在intellij idea 的maven包裏面可以看到版本號
SpringBoot 2.0.6版本對應的是es5.6.12的版本
那麼就是
1.spring boot 2.0.6
2.jdk8
3.elastic search 版本號:5.6.12
4.elasticsearch-head(可視化插件,爲了不出錯,要和elastic search版本號一致),版本號:5.6.12
5.logstash-5.6.12。能導入mysql(或其他數據庫),csv到elastic search
6.fscrawler-es5-2.6。可以導入pdf,word文件。
參考網站
1.參考代碼(稍微修改):https://github.com/fonxian/spring-elasticsearch-example
2.elastic search,logstash都是在這裏下載:https://www.elastic.co/cn/downloads/past-releases
3.elastic search下載:https://www.elastic.co/cn/downloads/past-releases/elasticsearch-5-6-12
4.logstash下載:https://www.elastic.co/cn/downloads/past-releases/logstash-5-6-12
5.安裝elastic search header(先要安裝nodejs)的參考https://www.cnblogs.com/asker009/p/10045125.html
6.fscrawler下載安裝說明的網站:https://fscrawler.readthedocs.io/en/fscrawler-2.6/
7.安裝包放在百度網盤一份
鏈接:https://pan.baidu.com/s/1CzHfg0lvPI81kxgWpkLHxg
提取碼:aake
安裝說明省略。
啓動這些服務
1.啓動elastic search
直接雙擊:E:\soft\elasticsearch-5.6.12\bin\elasticsearch.bat
網頁內容:
name "3cgkZDo"
cluster_name "elasticsearch"
cluster_uuid "7Np7tHwwSpy_T-khLB7utA"
version
number "5.6.12"
build_hash "cfe3d9f"
build_date "2018-09-10T20:12:43.732Z"
build_snapshot false
lucene_version "6.6.1"
tagline "You Know, for Search"
這個時候,intellij idea 的application.properties的才能生效。否則報錯
spring.data.elasticsearch.cluster-nodes = localhost:9300
2。啓動elastic search header
doc命令:
Microsoft Windows [版本 10.0.17763.615]
(c) 2018 Microsoft Corporation。保留所有權利。
C:\Users\lunmei>cd E:\soft\elasticsearch-head-master
C:\Users\lunmei>e:
E:\soft\elasticsearch-head-master>grunt server
Running "connect:server" (connect) task
Waiting forever...
Started connect web server on http://localhost:9100
3.用logstash導入csv,mysql
新增文件E:\soft\logstash-5.6.12\bin\logstash-csv.conf。用來把文件C:\Users\lunmei\Desktop\sys_role.csv導入到elasticsearch
input {
file {
path => ["C:\Users\lunmei\Desktop\sys_role.csv"]

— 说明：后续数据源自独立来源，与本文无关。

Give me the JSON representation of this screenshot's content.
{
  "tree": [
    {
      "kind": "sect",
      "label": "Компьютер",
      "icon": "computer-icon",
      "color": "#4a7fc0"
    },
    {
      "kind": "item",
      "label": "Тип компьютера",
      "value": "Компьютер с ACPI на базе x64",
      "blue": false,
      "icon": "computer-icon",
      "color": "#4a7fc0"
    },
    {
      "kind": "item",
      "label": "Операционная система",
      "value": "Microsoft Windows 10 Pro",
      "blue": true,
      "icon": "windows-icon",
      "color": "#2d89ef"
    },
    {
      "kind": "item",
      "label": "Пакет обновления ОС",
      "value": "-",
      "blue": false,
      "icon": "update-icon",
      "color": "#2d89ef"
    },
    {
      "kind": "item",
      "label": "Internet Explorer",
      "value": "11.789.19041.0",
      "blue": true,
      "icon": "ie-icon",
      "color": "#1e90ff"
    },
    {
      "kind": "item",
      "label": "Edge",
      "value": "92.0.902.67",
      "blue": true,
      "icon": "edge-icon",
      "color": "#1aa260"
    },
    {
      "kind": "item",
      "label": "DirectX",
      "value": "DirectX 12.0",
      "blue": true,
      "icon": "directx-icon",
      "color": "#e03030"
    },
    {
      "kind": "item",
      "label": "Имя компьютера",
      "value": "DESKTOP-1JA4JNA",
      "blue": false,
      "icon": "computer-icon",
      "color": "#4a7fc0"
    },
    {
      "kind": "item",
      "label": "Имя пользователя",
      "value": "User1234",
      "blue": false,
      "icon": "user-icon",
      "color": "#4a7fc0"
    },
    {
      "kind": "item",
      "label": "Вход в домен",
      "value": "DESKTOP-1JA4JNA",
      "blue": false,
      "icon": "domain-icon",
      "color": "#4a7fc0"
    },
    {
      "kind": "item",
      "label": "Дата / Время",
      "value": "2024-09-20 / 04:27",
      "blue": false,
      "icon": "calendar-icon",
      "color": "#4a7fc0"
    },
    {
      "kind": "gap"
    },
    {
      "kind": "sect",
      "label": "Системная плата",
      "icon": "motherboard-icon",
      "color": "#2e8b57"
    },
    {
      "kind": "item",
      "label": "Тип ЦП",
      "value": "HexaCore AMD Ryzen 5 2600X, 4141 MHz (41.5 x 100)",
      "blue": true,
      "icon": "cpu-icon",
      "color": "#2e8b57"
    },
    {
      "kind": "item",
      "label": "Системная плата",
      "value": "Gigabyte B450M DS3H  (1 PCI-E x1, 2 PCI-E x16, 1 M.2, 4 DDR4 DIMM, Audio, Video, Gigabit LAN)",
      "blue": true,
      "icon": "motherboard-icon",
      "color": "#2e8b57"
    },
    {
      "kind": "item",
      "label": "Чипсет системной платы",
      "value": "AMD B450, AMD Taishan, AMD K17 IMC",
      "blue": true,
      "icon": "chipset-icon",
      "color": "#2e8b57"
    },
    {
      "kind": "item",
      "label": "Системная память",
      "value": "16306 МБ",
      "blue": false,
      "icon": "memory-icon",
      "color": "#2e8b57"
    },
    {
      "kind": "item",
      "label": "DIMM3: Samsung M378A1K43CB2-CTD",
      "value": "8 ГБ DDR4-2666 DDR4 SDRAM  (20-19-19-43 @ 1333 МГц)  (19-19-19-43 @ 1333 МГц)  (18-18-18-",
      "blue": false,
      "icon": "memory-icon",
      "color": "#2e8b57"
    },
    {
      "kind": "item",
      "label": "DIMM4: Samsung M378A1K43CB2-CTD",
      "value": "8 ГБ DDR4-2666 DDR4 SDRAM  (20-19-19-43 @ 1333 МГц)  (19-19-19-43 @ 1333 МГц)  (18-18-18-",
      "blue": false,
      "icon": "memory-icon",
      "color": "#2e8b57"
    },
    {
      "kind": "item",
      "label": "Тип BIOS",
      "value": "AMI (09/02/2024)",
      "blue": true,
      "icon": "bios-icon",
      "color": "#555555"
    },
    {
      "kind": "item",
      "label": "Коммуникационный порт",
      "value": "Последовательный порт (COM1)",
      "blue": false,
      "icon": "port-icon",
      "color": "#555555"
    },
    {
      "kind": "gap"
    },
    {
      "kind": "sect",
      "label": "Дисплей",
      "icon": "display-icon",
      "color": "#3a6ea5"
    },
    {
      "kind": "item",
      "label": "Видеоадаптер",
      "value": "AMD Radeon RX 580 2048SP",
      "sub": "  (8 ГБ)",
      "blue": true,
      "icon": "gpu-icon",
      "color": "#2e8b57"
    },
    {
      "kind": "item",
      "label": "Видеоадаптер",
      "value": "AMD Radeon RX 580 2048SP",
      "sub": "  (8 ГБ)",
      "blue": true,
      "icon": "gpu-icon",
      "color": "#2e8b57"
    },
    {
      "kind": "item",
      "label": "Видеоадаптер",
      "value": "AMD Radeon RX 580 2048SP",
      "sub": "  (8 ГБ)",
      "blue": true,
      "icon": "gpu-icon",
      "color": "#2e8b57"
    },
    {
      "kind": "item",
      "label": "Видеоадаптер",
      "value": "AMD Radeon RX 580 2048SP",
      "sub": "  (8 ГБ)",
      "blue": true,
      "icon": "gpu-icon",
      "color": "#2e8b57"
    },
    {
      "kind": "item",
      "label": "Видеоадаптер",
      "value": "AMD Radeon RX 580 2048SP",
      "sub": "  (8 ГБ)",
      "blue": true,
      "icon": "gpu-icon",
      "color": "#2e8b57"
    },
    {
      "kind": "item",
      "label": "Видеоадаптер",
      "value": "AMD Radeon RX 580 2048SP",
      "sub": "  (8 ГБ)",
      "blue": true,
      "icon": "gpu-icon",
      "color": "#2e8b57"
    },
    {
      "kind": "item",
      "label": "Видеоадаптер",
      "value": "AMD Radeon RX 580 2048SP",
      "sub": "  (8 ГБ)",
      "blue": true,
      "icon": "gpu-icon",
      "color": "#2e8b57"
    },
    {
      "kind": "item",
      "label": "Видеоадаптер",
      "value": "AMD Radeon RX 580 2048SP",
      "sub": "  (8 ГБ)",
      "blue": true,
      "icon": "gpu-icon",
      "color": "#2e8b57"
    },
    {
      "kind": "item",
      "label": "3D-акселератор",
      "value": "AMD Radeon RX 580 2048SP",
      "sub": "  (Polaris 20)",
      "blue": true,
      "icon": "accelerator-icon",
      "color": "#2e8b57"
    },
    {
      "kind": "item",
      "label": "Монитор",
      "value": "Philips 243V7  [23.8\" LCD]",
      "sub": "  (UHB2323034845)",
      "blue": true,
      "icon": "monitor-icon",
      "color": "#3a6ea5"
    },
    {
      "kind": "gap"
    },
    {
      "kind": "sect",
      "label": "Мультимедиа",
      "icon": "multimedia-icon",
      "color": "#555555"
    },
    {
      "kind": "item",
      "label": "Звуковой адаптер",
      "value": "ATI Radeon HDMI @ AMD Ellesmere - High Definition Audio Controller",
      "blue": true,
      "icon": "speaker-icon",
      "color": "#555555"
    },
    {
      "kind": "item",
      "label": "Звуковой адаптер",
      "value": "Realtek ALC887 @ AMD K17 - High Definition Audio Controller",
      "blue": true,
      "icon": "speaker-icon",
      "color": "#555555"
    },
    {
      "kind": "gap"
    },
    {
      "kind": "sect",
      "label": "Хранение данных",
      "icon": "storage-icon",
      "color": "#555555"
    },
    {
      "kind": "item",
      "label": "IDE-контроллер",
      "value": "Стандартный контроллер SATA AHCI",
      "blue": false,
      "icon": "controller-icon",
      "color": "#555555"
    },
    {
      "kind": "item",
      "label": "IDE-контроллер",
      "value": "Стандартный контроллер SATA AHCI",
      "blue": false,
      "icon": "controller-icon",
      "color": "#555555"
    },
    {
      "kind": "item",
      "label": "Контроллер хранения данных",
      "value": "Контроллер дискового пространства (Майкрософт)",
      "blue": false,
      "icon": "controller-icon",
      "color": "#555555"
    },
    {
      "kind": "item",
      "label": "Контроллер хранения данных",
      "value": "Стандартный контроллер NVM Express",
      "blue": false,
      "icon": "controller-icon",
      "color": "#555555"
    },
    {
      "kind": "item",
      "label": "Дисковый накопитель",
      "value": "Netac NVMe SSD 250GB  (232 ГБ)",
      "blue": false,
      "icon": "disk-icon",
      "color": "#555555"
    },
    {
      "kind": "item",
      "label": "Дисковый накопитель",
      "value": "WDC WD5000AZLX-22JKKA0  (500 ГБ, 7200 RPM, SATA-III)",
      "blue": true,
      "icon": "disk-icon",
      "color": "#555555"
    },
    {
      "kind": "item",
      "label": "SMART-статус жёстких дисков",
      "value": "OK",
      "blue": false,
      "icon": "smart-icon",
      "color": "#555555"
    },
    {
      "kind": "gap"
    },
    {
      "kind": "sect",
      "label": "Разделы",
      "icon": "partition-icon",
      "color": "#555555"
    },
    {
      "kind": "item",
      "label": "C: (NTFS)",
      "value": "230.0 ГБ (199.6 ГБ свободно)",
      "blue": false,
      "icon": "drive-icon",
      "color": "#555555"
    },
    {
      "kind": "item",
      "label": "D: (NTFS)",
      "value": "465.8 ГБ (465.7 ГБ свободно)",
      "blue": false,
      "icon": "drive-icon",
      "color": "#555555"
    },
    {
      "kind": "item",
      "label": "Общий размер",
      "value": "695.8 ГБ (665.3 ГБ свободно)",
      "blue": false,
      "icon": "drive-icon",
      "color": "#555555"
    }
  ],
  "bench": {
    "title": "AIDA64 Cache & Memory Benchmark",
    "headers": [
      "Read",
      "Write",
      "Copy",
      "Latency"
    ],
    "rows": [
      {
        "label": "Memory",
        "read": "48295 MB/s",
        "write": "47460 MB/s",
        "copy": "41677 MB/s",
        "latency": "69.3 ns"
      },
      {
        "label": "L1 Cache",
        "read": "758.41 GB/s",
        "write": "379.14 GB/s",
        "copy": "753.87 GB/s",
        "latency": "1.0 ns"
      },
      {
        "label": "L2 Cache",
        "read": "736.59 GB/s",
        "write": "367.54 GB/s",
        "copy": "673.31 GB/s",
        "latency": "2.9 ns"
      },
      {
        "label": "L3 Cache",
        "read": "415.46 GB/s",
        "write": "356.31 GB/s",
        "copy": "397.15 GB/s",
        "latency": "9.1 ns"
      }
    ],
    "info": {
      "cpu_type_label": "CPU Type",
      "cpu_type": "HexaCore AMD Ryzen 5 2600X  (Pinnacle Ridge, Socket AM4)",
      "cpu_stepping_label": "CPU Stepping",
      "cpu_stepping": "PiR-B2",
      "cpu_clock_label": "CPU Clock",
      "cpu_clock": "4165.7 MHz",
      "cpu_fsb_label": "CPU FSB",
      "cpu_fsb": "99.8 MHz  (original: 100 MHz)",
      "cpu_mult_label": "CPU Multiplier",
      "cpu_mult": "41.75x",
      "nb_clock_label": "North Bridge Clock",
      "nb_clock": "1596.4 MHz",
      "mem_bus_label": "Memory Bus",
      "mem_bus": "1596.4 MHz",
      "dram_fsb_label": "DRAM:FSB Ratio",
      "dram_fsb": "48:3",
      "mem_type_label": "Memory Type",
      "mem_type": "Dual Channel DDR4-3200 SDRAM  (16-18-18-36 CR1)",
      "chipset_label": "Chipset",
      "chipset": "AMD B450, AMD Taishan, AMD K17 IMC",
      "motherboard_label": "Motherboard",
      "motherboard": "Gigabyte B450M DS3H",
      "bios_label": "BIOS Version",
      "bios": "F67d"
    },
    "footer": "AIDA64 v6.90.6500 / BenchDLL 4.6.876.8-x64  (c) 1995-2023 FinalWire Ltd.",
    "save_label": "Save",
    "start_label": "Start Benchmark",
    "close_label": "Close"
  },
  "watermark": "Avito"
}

start_position => "beginning"
}
}
filter {
csv {
separator => ","
columns => ["id","name","value","tips","status","create_time","update_time"]
}
mutate {
convert => {
"id" => "string"
}
}
}
output {
elasticsearch {
hosts => ["127.0.0.1:9200"]
index => "role"
document_id => "%{id}"
document_type => "role"
}
stdout{
codec => rubydebug
}
}
新增文件:E:\soft\logstash-5.6.12\bin\logstash-mysql.conf。用來把sql數據導入到elastic search
input {
stdin {
}
jdbc {
jdbc_connection_string => "jdbc:mysql://192.168.0.100:3306/zillion-wfm?characterEncoding=UTF-8&useSSL=false&autoReconnect=true"
jdbc_user => "root"
jdbc_password => "root"
jdbc_driver_library => "mysql-connector-java-5.1.47.jar"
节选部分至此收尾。